In these examples it is clear that both of these women had to live by their wits, and exhibit great strength, in order to survive—like the men of the frontier—or more like a twenty-first century, liberated woman.  This is precisely what was considered a “danger” to the early Americans.  David T. Haberly, in his article “Women and Indians: The Last of the Mohicans and the Captivity Tradition” states that this was an “additional danger. . .await[ing] female captives”—this danger entailed females “[falling] into patterns of behavior suitable only for males” (434).  Further, “bravery, quickness of action, [plus] mental and physical independence. . .were totally at odds with the ideal of the sentimental heroine” (Haberly 434).  Haberly goes on to insinuate that these “Indianized female captives” raised doubts about the value of white civilization (436).  Through captivity women were thrust into the heart of the frontier and, in turn, saturated in its overwhelming power—forever changed and liberated from their confined roles in traditional society.

            Although Cooper’s work is rich in varied theme and motif, presented in sweeping vistas of American myth and forests of romance, The Last of the Mohicans is a testament to the power of the frontier.  Despite the Indian wielding his tomahawk and the settler wielding his musket; despite “La Longue Carabine” and his deadly accuracy with “Killdeer”; in spite of the valiant efforts to save Alice and Cora, all dwindle in comparison to the matchless power of the frontier.  All lived on the frontier, yet the frontier changed how they lived; although they adapted to the terrain, they found themselves made outsiders.  Though the frontier made the genders equal through the demands of survival, it disrupted the established notions of chivalry.  And though the frontier subjected women to the harshness of captivity, it was only to transform them in its raw power to truly set them free.

   

Works Cited

Baym, Nina. “The Women of Cooper’s Leatherstocking Tales.” American Quarterly 23 (1971): 696-709.

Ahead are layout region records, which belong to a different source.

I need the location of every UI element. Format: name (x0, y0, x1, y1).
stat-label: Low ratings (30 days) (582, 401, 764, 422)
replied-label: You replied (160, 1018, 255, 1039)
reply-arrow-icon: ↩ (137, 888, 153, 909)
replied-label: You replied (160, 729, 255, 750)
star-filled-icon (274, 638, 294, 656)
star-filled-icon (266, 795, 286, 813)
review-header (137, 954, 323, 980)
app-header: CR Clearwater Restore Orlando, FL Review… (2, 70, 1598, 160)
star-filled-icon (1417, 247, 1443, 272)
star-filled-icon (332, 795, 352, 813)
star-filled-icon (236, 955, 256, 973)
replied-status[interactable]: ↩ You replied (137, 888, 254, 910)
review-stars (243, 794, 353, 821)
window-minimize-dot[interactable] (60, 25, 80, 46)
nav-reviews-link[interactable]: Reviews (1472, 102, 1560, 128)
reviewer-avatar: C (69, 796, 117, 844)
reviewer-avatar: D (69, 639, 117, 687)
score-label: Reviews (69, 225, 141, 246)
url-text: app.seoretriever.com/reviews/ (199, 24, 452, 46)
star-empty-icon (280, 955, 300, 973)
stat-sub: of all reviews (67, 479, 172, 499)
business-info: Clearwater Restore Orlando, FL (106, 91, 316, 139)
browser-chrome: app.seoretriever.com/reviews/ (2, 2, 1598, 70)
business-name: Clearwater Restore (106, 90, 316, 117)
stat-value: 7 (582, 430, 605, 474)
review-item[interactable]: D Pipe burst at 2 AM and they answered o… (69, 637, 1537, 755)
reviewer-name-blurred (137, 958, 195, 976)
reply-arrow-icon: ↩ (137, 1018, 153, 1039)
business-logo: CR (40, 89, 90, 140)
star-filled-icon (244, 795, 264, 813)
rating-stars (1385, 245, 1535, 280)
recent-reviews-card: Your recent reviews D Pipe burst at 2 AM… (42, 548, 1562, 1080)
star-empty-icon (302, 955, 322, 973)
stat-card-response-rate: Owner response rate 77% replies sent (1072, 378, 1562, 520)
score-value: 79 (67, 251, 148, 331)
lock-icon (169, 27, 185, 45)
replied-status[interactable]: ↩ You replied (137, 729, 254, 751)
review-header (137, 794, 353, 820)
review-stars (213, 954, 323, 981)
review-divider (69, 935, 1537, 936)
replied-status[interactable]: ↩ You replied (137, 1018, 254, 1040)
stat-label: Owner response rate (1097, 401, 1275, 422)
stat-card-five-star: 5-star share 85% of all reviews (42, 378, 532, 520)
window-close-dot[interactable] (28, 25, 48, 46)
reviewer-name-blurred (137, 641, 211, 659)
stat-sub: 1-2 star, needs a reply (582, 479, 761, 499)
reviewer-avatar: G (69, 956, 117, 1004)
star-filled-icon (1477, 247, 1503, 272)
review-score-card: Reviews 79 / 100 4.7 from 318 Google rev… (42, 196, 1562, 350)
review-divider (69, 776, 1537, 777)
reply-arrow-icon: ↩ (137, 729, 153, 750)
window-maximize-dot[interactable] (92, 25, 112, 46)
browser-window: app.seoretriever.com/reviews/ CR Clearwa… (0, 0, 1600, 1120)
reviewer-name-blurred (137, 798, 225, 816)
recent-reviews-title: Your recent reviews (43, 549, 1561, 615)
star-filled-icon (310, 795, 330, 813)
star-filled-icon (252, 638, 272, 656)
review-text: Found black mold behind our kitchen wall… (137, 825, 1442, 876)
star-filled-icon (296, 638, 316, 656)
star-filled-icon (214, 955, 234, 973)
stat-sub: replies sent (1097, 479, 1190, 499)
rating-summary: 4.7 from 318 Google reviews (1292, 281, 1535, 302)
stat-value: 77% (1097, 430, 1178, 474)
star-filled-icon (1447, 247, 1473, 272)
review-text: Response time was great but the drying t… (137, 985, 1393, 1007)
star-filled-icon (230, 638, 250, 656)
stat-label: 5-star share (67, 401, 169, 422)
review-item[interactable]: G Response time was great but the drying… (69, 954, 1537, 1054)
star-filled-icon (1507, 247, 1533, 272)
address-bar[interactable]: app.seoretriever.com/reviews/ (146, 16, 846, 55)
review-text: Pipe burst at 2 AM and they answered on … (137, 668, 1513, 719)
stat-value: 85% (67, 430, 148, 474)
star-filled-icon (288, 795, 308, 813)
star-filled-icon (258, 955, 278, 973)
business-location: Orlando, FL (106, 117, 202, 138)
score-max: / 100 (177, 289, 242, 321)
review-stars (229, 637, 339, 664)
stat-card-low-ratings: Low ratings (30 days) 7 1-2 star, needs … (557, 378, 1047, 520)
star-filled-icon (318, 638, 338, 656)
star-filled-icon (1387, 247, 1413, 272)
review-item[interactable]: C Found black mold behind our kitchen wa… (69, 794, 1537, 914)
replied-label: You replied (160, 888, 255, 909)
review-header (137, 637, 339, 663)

Cooper, James Fenimore. The Last of the Mohicans. New York: Penguin, 1986.

Dyer, Gary. “Irresolute Ravishers and the Sexual Economy of Chivalry in the Romantic Novel.” Nineteenth-Century Literature 55 (2000): 340-368.

Haberly, David T. “Women and Indians: The Last of the Mohicans and the Captivity Tradition.” American Quarterly 28 (1976): 431-444.

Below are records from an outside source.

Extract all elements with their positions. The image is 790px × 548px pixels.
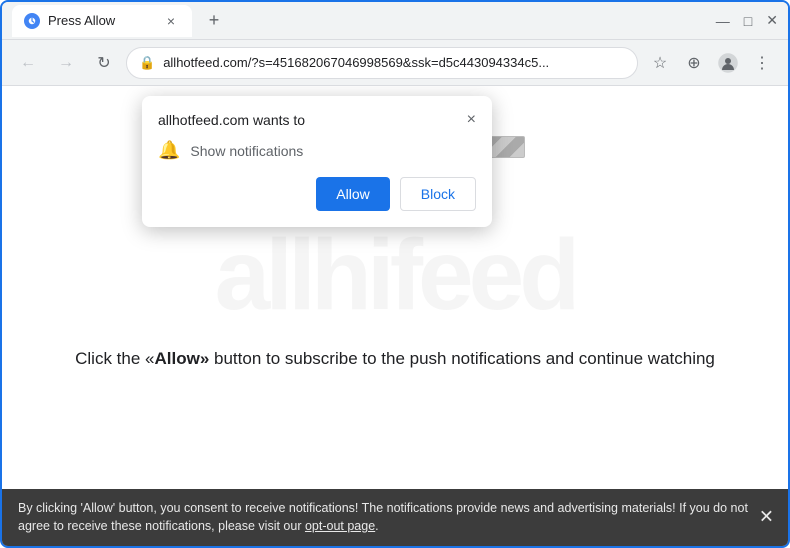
notification-permission-dialog: allhotfeed.com wants to × 🔔 Show notific… — [142, 96, 492, 227]
bell-icon: 🔔 — [158, 140, 180, 161]
tab-favicon — [24, 13, 40, 29]
allow-button[interactable]: Allow — [316, 177, 389, 211]
page-content: allhifeed allhotfeed.com wants to × 🔔 Sh… — [2, 86, 788, 489]
nav-right-controls: ☆ ⊕ ⋮ — [644, 47, 778, 79]
main-text-suffix: button to subscribe to the push notifica… — [209, 349, 715, 368]
close-button[interactable]: ✕ — [766, 12, 778, 29]
bookmark-button[interactable]: ☆ — [644, 47, 676, 79]
url-text: allhotfeed.com/?s=451682067046998569&ssk… — [163, 55, 625, 70]
new-tab-button[interactable]: + — [200, 7, 228, 35]
minimize-button[interactable]: — — [716, 13, 730, 29]
page-main-text: Click the «Allow» button to subscribe to… — [2, 349, 788, 369]
dialog-title: allhotfeed.com wants to — [158, 112, 305, 128]
title-bar: Press Allow × + — □ ✕ — [2, 2, 788, 40]
window-controls: — □ ✕ — [716, 12, 778, 29]
watermark: allhifeed — [215, 218, 576, 333]
download-button[interactable]: ⊕ — [678, 47, 710, 79]
reload-button[interactable]: ↻ — [88, 47, 120, 79]
tab-title: Press Allow — [48, 13, 154, 28]
bottom-bar-text-end: . — [375, 519, 378, 533]
lock-icon: 🔒 — [139, 55, 155, 71]
dialog-actions: Allow Block — [158, 177, 476, 211]
menu-button[interactable]: ⋮ — [746, 47, 778, 79]
opt-out-link[interactable]: opt-out page — [305, 519, 375, 533]
browser-window: Press Allow × + — □ ✕ ← → ↻ 🔒 allhotfeed… — [0, 0, 790, 548]
bottom-bar-close-button[interactable]: ✕ — [759, 504, 774, 531]
dialog-close-button[interactable]: × — [467, 112, 476, 128]
notification-feature-row: 🔔 Show notifications — [158, 140, 476, 161]
bottom-bar-text-content: By clicking 'Allow' button, you consent … — [18, 501, 748, 534]
address-bar[interactable]: 🔒 allhotfeed.com/?s=451682067046998569&s… — [126, 47, 638, 79]
main-text-prefix: Click the « — [75, 349, 154, 368]
navigation-bar: ← → ↻ 🔒 allhotfeed.com/?s=45168206704699… — [2, 40, 788, 86]
dialog-header: allhotfeed.com wants to × — [158, 112, 476, 128]
bottom-notification-bar: By clicking 'Allow' button, you consent … — [2, 489, 788, 547]
forward-button[interactable]: → — [50, 47, 82, 79]
main-text-allow: Allow» — [154, 349, 209, 368]
maximize-button[interactable]: □ — [744, 13, 752, 29]
tab-close-button[interactable]: × — [162, 12, 180, 30]
back-button[interactable]: ← — [12, 47, 44, 79]
block-button[interactable]: Block — [400, 177, 476, 211]
active-tab[interactable]: Press Allow × — [12, 5, 192, 37]
notification-feature-label: Show notifications — [190, 143, 303, 159]
profile-button[interactable] — [712, 47, 744, 79]
bottom-bar-text: By clicking 'Allow' button, you consent … — [18, 499, 748, 537]
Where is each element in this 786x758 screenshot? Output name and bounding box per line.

“The Last of the Mohicans.” Wikipedia. 14 April 2006. <http://en.wikipedia.org/wiki/The_Last_of_the_Mohicans>.

Rowlandson, Mary. “Narrative of the Captivity of Mrs. Mary Rowlandson.” Ed. C.H. Lincoln. New York: Barnes & Noble, 1959.

Turner, Frederick Jackson. The Frontier in American History. New York: Henry Holt, 1921. 12 Apr. 2006 <http://xroads.virginia.edu/~HYPER/TURNER/>.

Wegener, Signe O. James Fenimore Cooper versus the Cult of Domesticity: Progressive Themes of Femininity and Family in the Novels. Jefferson: McFarland, 2005.